The worst thing about bugs with DRM systems is that for a “legitimate” customer that obeys the “rules” and happily installs DRM-ware on their box, they generally can’t ever mitigate the risk by simply disabling the “affected component” without breaking their DRM’d content or software (and good luck trying to ask technical support how to get the protected content to work without DRM, security bugs or not). Most ironically, “unscrupulous” individuals who have hacked around their DRM systems might be more secure in the end than paying customers, if they can access the protected content without involving the DRM system.

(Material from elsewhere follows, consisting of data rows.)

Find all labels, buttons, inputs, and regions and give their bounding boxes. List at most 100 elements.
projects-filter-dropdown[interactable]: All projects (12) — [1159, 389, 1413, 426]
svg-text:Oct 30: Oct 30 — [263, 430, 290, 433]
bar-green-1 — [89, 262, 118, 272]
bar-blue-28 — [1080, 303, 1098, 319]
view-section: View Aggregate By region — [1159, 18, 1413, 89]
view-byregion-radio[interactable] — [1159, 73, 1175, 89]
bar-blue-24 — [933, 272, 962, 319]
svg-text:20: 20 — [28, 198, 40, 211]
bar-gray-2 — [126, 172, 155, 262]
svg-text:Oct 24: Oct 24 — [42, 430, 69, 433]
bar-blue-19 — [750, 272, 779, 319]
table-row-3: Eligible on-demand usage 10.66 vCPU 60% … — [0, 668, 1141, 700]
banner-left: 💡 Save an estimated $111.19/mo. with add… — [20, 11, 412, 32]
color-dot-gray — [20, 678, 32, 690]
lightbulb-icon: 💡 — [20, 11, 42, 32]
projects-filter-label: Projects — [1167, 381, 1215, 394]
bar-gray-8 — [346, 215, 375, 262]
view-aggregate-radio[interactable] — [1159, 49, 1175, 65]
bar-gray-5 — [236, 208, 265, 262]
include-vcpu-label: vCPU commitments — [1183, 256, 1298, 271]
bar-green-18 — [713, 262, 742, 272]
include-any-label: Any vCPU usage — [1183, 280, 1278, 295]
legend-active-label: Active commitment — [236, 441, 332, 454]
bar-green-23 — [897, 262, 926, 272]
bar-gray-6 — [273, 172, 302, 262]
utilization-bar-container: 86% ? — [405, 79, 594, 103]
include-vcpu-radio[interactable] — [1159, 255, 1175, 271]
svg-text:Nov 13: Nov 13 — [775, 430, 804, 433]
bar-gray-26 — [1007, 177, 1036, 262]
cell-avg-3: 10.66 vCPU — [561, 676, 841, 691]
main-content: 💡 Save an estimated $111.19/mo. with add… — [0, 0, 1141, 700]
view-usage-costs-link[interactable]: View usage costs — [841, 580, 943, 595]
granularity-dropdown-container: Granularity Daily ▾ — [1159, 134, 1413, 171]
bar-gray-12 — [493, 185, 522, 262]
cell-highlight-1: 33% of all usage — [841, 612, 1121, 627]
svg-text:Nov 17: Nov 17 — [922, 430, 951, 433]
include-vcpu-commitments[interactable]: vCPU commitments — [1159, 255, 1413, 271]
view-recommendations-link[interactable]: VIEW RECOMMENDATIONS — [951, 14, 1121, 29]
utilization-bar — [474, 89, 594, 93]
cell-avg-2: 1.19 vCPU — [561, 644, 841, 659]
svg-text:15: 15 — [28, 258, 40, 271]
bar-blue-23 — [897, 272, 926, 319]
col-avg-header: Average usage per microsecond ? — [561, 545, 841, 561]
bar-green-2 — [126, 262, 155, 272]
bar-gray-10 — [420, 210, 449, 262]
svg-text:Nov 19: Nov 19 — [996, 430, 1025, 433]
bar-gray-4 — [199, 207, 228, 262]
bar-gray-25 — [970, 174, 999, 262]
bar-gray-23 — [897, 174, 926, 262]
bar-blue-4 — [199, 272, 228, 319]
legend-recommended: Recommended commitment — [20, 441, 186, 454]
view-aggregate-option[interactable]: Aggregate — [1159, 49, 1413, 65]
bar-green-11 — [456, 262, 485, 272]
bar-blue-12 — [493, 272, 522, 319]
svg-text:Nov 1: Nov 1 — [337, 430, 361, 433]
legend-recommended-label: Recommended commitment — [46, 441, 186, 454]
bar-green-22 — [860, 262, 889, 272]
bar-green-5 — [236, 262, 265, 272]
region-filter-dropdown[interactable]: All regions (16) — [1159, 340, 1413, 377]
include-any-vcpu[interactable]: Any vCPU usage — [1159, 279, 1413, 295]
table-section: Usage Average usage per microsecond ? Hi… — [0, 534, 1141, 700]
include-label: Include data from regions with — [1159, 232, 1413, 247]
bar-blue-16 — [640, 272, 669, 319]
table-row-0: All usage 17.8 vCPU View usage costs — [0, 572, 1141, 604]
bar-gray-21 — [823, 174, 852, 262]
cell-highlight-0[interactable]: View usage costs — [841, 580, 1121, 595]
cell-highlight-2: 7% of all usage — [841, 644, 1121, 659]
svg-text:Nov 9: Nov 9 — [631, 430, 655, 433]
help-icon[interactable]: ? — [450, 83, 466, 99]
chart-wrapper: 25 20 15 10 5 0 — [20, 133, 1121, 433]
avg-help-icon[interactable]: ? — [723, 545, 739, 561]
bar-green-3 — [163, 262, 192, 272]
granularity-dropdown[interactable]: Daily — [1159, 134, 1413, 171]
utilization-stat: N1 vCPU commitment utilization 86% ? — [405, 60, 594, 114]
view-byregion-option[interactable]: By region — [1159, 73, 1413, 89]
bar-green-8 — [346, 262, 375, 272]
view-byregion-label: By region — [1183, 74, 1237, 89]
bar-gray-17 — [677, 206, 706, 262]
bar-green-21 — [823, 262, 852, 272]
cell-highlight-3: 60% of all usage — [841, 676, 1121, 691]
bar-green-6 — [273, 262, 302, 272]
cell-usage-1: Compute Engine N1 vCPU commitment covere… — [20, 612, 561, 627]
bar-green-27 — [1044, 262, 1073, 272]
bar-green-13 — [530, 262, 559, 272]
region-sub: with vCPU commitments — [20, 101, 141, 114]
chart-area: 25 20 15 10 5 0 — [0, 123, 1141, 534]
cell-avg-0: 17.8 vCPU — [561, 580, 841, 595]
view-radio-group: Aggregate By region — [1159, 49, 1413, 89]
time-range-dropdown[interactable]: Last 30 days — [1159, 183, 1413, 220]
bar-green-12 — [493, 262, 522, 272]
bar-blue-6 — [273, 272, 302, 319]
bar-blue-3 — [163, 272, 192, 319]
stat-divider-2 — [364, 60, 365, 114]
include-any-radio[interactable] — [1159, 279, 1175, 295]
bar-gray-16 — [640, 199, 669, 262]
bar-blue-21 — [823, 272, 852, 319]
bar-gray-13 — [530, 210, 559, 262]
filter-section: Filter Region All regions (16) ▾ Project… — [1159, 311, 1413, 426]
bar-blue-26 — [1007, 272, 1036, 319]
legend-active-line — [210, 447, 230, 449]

Now to be fair, in this case, I’d imagine most users could probably disable the secdrv driver if they wanted to (I doubt anyone running Windows Server 2003 would miss it at all, for one). Still, the fact remains that the vast majority of DRM systems are of amazingly poor quality in terms of robustness and well written code.

This is one of the reasons why I personally am extremely wary of playing games that require administrative privileges or install administrative “helper services” for non-administrative users, because games have a high incidence of including low quality anti-cheat/anti-hack/anti-copying systems nowadays. I simply don’t trust the people behind these systems to get their code right enough to be comfortable with it running with full privileges on my box. From a software security perspective, I tend to rank most DRM technologies right up there with anti-virus software and other dregs of the software security world.

Update: Changed to note that secdrv is configured as auto start only for Windows XP x64 and Windows Server 2003 x64. On x86 versions of these operating systems, it is a demand start driver. The reason for this discrepancy is not known, although one would tend to suspect that it is perhaps an oversight given the behavior on x86 machines.